Чтобы получить исторические свидетельства из первых рук, я отправляюсь на встречу с Андреем Аствацатуровым, внуком академика В.М. Жирмунского, преподавателем кафедры зарубежной литературы, основанной дедом. Мы встречаемся в филфаковском кафе, которое было модным в 80-е годы и называлось «Ямой». Сегодня здесь уныло, пахнет едой и прошлыми временами, о которых мы и собираемся говорить. «Главным объектом нападок стал покойный А.Н. Веселовский, основатель компаративистики. Некоторым профессорам «дело космополитов» стоило жизни: Г.А. Гуковского, заведующего кафедрой русской литературы, посадили в тюрьму, где он вскоре умер из-за слабого сердца. Мой дед являлся членом-корреспондентом Академии наук, поэтому его оставили в университете, но преподавать запретили. То, что ушли яркие люди, стало настоящей трагедией как для научной жизни факультета, так и для всей петербургской филологической школы, прославившейся еще дореволюционными семинарами С.А. Венгерова, В.Б. Шкловским и формалистами 10—20-х годов. Отчасти поэтому центром филологической силы стала в 1960-е годы тартуско-московская семиотическая школа во главе с Ю.М. Лотманом».
1949 год с его «делом космополитов» также называли «годом антисемитизма». «В начале 1950-х годов Захар Исаакович Плавскин, ассистент на кафедре истории зарубежных литератур филфака ЛГУ, принимал экзамен по литературе Средних веков и Возрождения, — рассказывает Аствацатуров. — К нему сел отвечать студент, которому на экзамене достался Данте, «Божественная комедия». Студент молчал, и преподаватель начал задавать наводящие вопросы. Кого Данте поместил в последний круг Ада? — студент не знал. Хорошо, это были Иуда, Брут и Кассий. А почему он туда поместил именно Иуду? Студент судорожно сглотнул слюну и с опаской покосился на нос Захара Исааковича.
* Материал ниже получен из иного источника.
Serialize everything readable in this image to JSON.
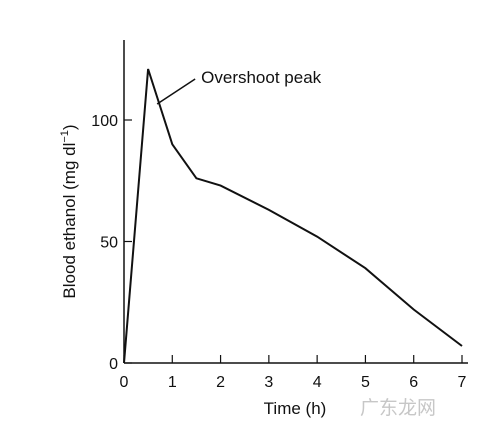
{
  "chart_data": {
    "type": "line",
    "title": "",
    "xlabel": "Time (h)",
    "ylabel": "Blood ethanol (mg dl",
    "ylabel_superscript": "−1",
    "ylabel_suffix": ")",
    "xlim": [
      0,
      7
    ],
    "ylim": [
      0,
      125
    ],
    "x_ticks": [
      0,
      1,
      2,
      3,
      4,
      5,
      6,
      7
    ],
    "x_tick_labels": [
      "0",
      "1",
      "2",
      "3",
      "4",
      "5",
      "6",
      "7"
    ],
    "y_ticks": [
      0,
      50,
      100
    ],
    "y_tick_labels": [
      "0",
      "50",
      "100"
    ],
    "grid": false,
    "series": [
      {
        "x": [
          0,
          0.5,
          1.0,
          1.5,
          2.0,
          3.0,
          4.0,
          5.0,
          6.0,
          7.0
        ],
        "y": [
          0,
          121,
          90,
          76,
          73,
          63,
          52,
          39,
          22,
          7
        ],
        "color": "#111111"
      }
    ],
    "annotations": [
      {
        "text": "Overshoot peak",
        "x": 0.5,
        "y": 121
      }
    ]
  },
  "watermark": {
    "text": "广东龙网"
  }
}
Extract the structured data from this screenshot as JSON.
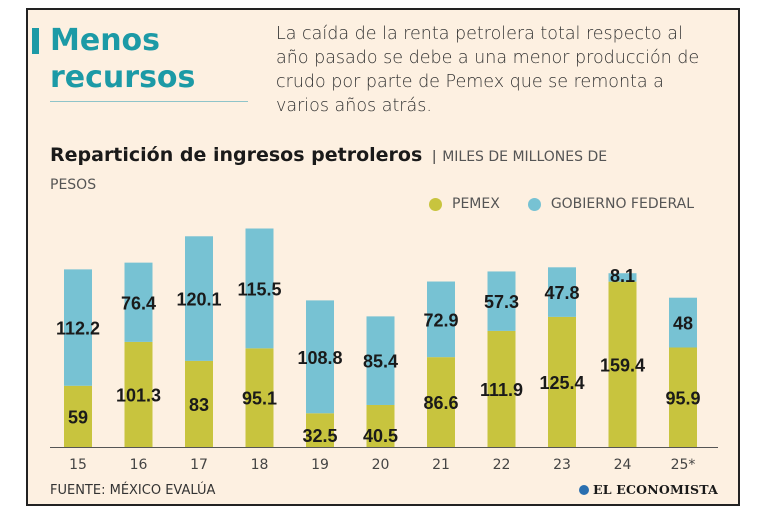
{
  "headline": [
    "Menos",
    "recursos"
  ],
  "intro": "La caída de la renta petrolera total respecto al año pasado se debe a una menor producción de crudo por parte de Pemex que se remonta a varios años atrás.",
  "source": "FUENTE: MÉXICO EVALÚA",
  "brand": "EL ECONOMISTA",
  "colors": {
    "pemex": "#c8c43e",
    "gobierno": "#77c2d3",
    "accent": "#1c9aa6",
    "background": "#fdf0e1"
  },
  "chart_data": {
    "type": "bar",
    "stacked": true,
    "title": "Repartición de ingresos petroleros",
    "unit": "MILES DE MILLONES DE PESOS",
    "categories": [
      "15",
      "16",
      "17",
      "18",
      "19",
      "20",
      "21",
      "22",
      "23",
      "24",
      "25*"
    ],
    "series": [
      {
        "name": "PEMEX",
        "values": [
          59,
          101.3,
          83,
          95.1,
          32.5,
          40.5,
          86.6,
          111.9,
          125.4,
          159.4,
          95.9
        ]
      },
      {
        "name": "GOBIERNO FEDERAL",
        "values": [
          112.2,
          76.4,
          120.1,
          115.5,
          108.8,
          85.4,
          72.9,
          57.3,
          47.8,
          8.1,
          48
        ]
      }
    ],
    "ylim": [
      0,
      240
    ],
    "grid": false,
    "legend": "top-right"
  }
}
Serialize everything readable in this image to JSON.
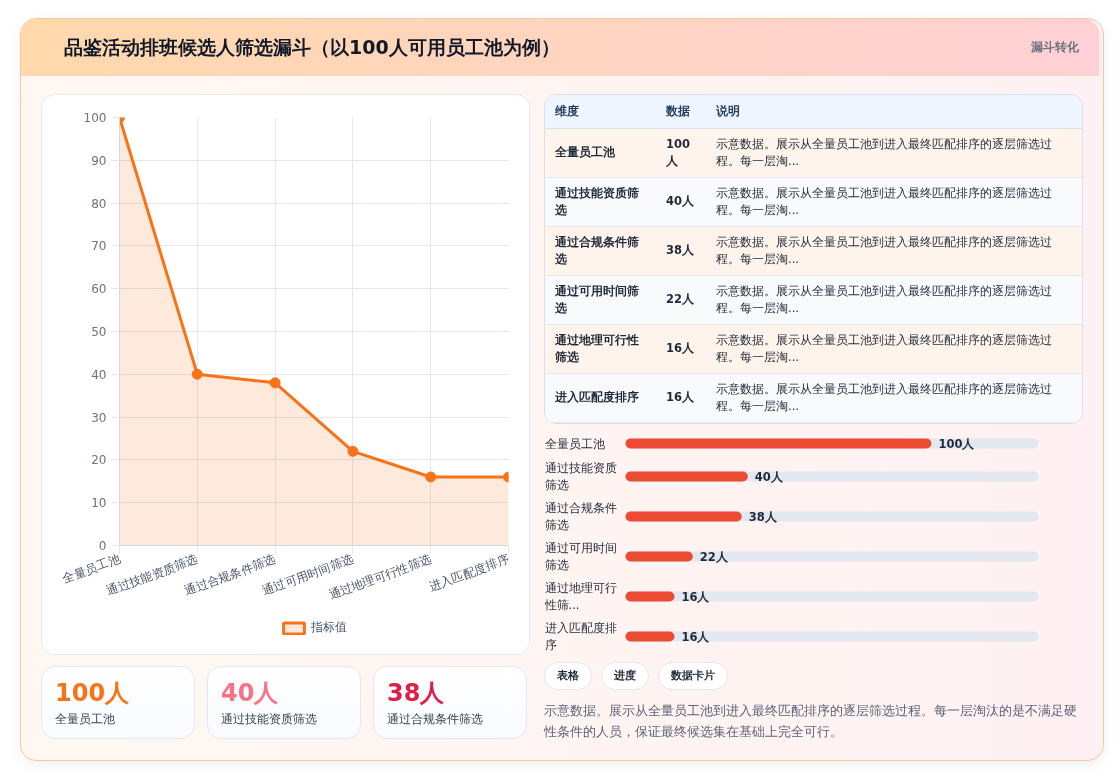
{
  "chart_data": [
    {
      "type": "other",
      "title": "品鉴活动排班候选人筛选漏斗（以100人可用员工池为例）",
      "subtitle": "漏斗转化"
    },
    {
      "type": "area",
      "categories": [
        "全量员工池",
        "通过技能资质筛选",
        "通过合规条件筛选",
        "通过可用时间筛选",
        "通过地理可行性筛选",
        "进入匹配度排序"
      ],
      "series": [
        {
          "name": "指标值",
          "color": "#f97316",
          "values": [
            100,
            40,
            38,
            22,
            16,
            16
          ]
        }
      ],
      "ylim": [
        0,
        100
      ],
      "yticks": [
        0,
        10,
        20,
        30,
        40,
        50,
        60,
        70,
        80,
        90,
        100
      ],
      "grid": true,
      "legend": "bottom",
      "marker": "circle",
      "line_style": "solid"
    },
    {
      "type": "other",
      "categories": [
        "全量员工池",
        "通过技能资质筛选",
        "通过合规条件筛选",
        "通过可用时间筛选",
        "通过地理可行性筛选",
        "进入匹配度排序"
      ],
      "value_labels": [
        "100人",
        "40人",
        "38人",
        "22人",
        "16人",
        "16人"
      ],
      "annotations": [
        "维度",
        "数据",
        "说明",
        "示意数据。展示从全量员工池到进入最终匹配排序的逐层筛选过程。每一层淘...",
        "示意数据。展示从全量员工池到进入最终匹配排序的逐层筛选过程。每一层淘...",
        "示意数据。展示从全量员工池到进入最终匹配排序的逐层筛选过程。每一层淘...",
        "示意数据。展示从全量员工池到进入最终匹配排序的逐层筛选过程。每一层淘...",
        "示意数据。展示从全量员工池到进入最终匹配排序的逐层筛选过程。每一层淘...",
        "示意数据。展示从全量员工池到进入最终匹配排序的逐层筛选过程。每一层淘..."
      ]
    },
    {
      "type": "bar",
      "orientation": "horizontal",
      "categories": [
        "全量员工池",
        "通过技能资质筛选",
        "通过合规条件筛选",
        "通过可用时间筛选",
        "通过地理可行性筛...",
        "进入匹配度排序"
      ],
      "values": [
        100,
        40,
        38,
        22,
        16,
        16
      ],
      "value_labels": [
        "100人",
        "40人",
        "38人",
        "22人",
        "16人",
        "16人"
      ],
      "color": "#ec4a33",
      "xlim": [
        0,
        135
      ],
      "tick_labels": "y"
    },
    {
      "type": "other",
      "categories": [
        "全量员工池",
        "通过技能资质筛选",
        "通过合规条件筛选"
      ],
      "value_labels": [
        "100人",
        "40人",
        "38人"
      ]
    },
    {
      "type": "other",
      "annotations": [
        "表格",
        "进度",
        "数据卡片",
        "示意数据。展示从全量员工池到进入最终匹配排序的逐层筛选过程。每一层淘汰的是不满足硬性条件的人员，保证最终候选集在基础上完全可行。"
      ]
    }
  ]
}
Потом перегнулся через стол и, приблизив свое лицо почти вплотную к лицу Захара, испуганно прошептал: «Иуда был еврей!»
С Аствацатуровым мы говорим не только о политике, но и о его семье, а также о таком понятии, как «университетская династия». «Династий в Петербургском университете много, те же Пиотровские: отец Борис Борисович и сын Михаил Борисович — оба студенты восточного факультета и директора Эрмитажа. А я учился на одном курсе с Викой Вербицкой, дочерью Людмилы Алексеевны, — рассказывает он. — Научные труды по филологии родители мне начали выдавать уже с 14 лет. Часто на «семейных советах» обсуждались труды деда, а 2 августа, в день рождения Виктора Максимовича, в нашем доме традиционно собирались одни и те же гости: Д.С. Лихачев, Лидия Гинзбург, Г.А. Бялый. А в 50-х — меня еще не было на свете — в дом приходил Иосиф Бродский: они с дедом готовили книгу поэтов-метафизиков, которая так и не была издана из-за смерти деда».